Sailing against the wind

Jan Rotmans, professor of Transitology at Erasmus University Rotterdam, was last week's guest at Talk of the Town where he talked about leadership in times of crisis. According to him, many large companies in the Netherlands are making the same mistake again in this crisis: they are applying the brakes instead of seizing the corona crisis to change now.

Same mistake: need to change now

Jan: "I see many large companies making the same mistake again. They put on the brakes and say: first reorganize and then change. But that is short term survival. If you want to survive in the long term, you have to change now. You have to do both: maintain the existing and renew. If you don't do that, you show that you don't really have a healthy business model'.
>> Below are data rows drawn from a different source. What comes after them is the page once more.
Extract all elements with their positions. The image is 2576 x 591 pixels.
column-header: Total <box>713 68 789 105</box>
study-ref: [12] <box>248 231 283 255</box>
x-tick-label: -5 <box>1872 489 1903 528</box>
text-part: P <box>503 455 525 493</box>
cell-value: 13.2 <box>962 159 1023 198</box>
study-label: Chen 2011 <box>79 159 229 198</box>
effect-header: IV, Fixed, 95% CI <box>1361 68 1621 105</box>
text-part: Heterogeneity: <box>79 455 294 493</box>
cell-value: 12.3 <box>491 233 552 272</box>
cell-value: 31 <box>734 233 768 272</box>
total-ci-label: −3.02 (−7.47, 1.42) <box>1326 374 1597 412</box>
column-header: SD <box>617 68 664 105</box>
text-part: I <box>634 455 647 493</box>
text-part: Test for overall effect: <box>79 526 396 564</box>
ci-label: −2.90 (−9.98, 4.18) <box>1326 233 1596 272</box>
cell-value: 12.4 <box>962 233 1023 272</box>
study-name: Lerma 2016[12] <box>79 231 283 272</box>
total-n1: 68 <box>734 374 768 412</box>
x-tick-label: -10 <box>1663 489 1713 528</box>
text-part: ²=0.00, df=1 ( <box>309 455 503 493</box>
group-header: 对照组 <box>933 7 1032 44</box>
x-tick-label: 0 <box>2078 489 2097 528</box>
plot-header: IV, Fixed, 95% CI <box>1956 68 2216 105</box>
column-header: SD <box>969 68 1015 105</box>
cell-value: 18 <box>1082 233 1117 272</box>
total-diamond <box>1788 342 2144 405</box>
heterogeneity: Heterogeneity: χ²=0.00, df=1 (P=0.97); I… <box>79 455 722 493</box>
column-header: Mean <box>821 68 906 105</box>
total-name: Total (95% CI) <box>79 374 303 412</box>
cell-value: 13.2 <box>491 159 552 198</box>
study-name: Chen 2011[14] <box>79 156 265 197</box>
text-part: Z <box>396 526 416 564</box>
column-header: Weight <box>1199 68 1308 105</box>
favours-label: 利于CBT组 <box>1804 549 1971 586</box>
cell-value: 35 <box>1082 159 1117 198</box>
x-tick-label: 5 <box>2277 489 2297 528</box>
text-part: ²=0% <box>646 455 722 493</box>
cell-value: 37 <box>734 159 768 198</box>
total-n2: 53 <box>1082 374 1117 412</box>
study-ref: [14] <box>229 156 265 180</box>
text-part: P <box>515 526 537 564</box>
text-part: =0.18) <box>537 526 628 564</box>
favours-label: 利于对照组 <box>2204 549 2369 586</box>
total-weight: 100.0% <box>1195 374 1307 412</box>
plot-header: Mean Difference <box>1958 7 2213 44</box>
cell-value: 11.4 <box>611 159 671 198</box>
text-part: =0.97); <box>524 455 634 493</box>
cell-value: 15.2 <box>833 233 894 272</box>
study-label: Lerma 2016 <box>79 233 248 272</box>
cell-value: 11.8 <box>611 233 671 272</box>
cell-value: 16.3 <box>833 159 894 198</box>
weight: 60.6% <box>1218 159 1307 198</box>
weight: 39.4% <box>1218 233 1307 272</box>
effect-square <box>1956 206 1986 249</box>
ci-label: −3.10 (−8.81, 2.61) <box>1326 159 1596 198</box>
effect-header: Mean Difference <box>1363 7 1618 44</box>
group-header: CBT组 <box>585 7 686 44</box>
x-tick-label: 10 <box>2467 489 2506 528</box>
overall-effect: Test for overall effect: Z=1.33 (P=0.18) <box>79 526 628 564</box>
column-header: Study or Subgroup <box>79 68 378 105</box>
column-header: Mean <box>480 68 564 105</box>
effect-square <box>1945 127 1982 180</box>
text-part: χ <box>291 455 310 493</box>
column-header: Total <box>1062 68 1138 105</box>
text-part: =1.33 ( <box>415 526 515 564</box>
Rotmans, who from his chair of Transitions at the EUR has for many years advocated "tilting" society toward a more sustainable system, sees few real leaders leading by example in the current crisis. According to him, another common mistake in times of crisis is to look only upwards. 'Good leadership can be found everywhere, in companies and organizations at all levels. Anyone can show good leadership. Connective leadership is needed, to connect the old with the new. But authentic leadership is also needed, with courage to face the storm. But the reflex of many people in times of crisis is to look up and wait for a decision from an executive, often the chief executive. Or they use the company's decision to stop spending money as an excuse. Good leadership, however, means being a little recalcitrant. Daring to row against the wind. Doing that which others don't expect. That is good leadership, but I see relatively little of that in the Netherlands.'

Do you dare to change course a little or completely during these turbulent times?